Credit Suisse chairman Walter Kielholz relinquished his post at Switzerland's number two bank to become chairman of troubled reinsurer Swiss Re, which has turned to Warren Buffett for cash after a hefty loss. Swiss Re chose ex-CEO and current vice chairman Kielholz less than a month after appointing an industry veteran as chief executive in a further attempt to show it wants to move away from risky investments and focus on its core business.
But as in the case of bank giant UBS, which has just replaced its top management duo to fight its biggest ever crisis, the executives were picked from the old guard of Switzerland's financial scene.
"This is not a clean break for Swiss Re," said Tim Dawson, an analyst at Helvea. "Kielholz was the person who started the move into alternative risk products. The company needs to make some major changes to restore investor confidence. I am not sure whether this goes far enough."
Hans-Ulrich Doerig, a supporter of the global bank model who is currently vice chairman at Credit Suisse, will be promoted to chairman of the bank. Together with Kielholz and Oswald Gruebel, a former Credit Suisse chairman who was appointed CEO of UBS on February 26, Doerig is the third Credit Suisse executive to make it to the top of a large Swiss financial company in less than a month.
"What is interesting to see in all these executive changes happening in Switzerland is the fact that Credit Suisse emerges as the company providing high-level managers to its financial sector peers," said Nicolas Michellod, senior analyst at Celent.

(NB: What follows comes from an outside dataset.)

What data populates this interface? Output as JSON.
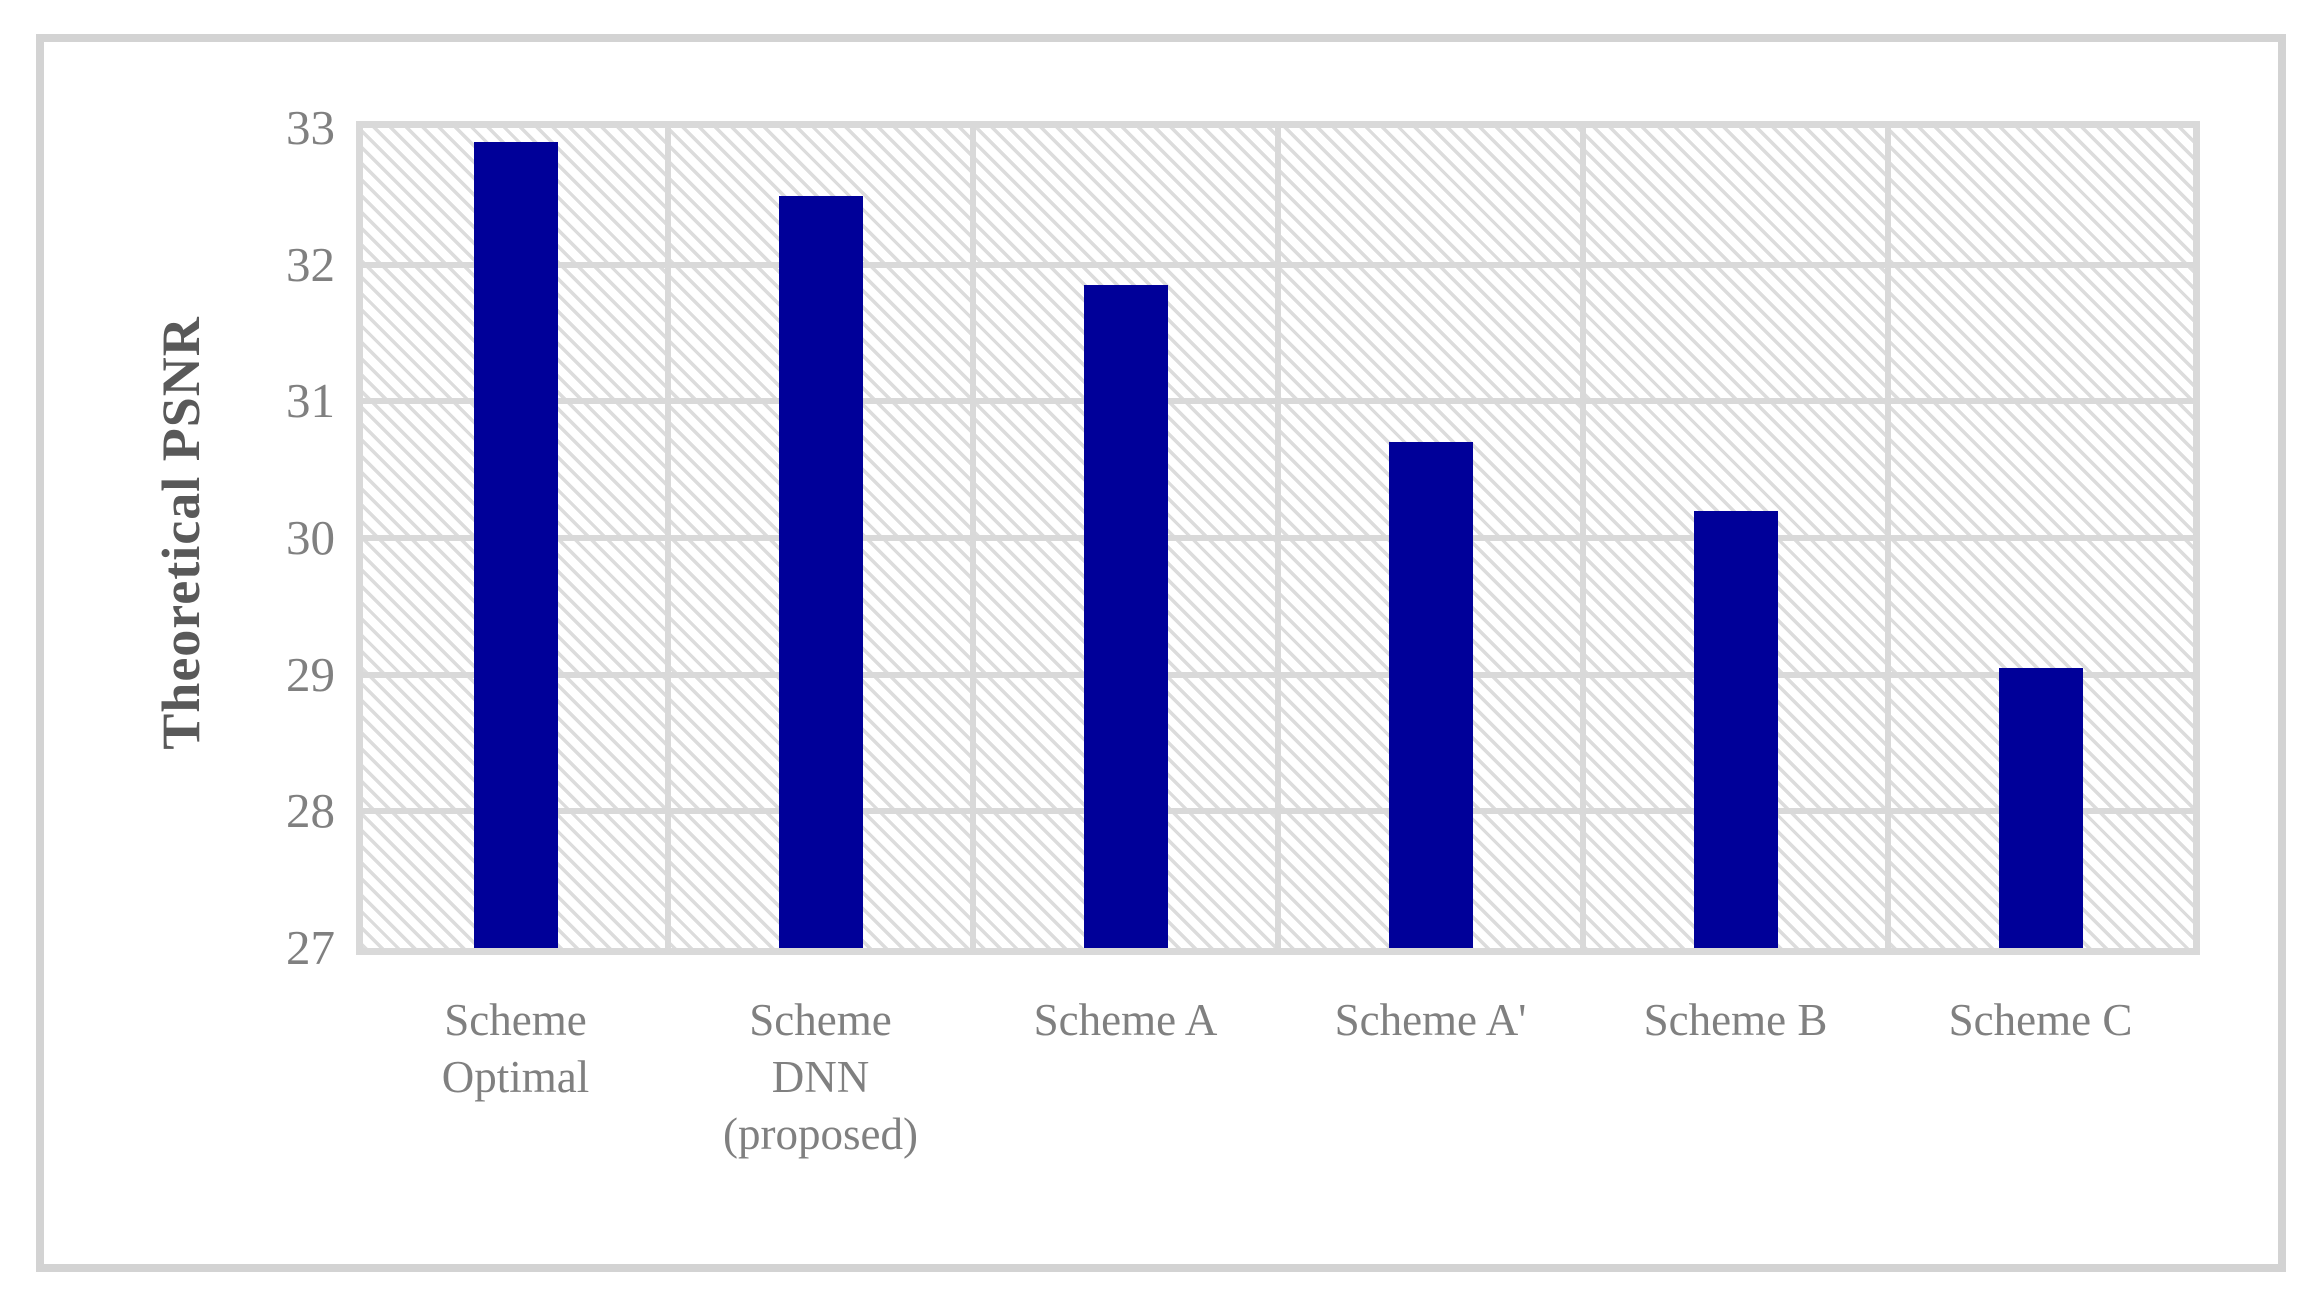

Credit Suisse is among the few global banks that has not needed government aid so far in the crisis. Kielholz will replace Swiss Re chairman Peter Forstmoser on May 1. Mathis Cabiallavetta, another banking veteran who was chairman of UBS, will become the new deputy chairman at Swiss Re.
Swiss Re had already rushed to appoint a new chief executive, Stefan Lippe, on February 12 after a disastrous foray into investment banking brought it to its knees. Writedowns and capital concerns have wiped off three-quarters of Swiss Re's market value in 2009 and the reinsurer has had to shore up its capital base with a 3 billion Swiss francs ($2.60 billion) investment from US billionaire Buffett.
Shares in Swiss Re opened higher after news of the new appointment but then fell into negative territory after investors gave a mixed reaction to Kielholz's appointment. Swiss Re was down 1.78 percent at 12.13 Swiss francs at 1230 GMT after hitting an all-time low of 11.88 francs earlier on Monday. But shares were outperforming the Dow Jones index of European insurers, which was down 4 percent.
Credit Suisse's stock was down 6 percent, slightly underperforming the Dow Jones index of European banks even as analysts praised Doerig's choice as chairman, given his experience as head of the risk committee. Credit Suisse, which has said it had a good start to 2009, has not been as badly hit by the financial crisis as UBS and Swiss Re, but still posted a record loss for 2008.
Kielholz said in a statement Swiss Re's core business was intact and its prospects excellent despite disappointing results: "I'm confident that at the Annual General Meeting, shareholders will support our proposals to strengthen the company's capital base."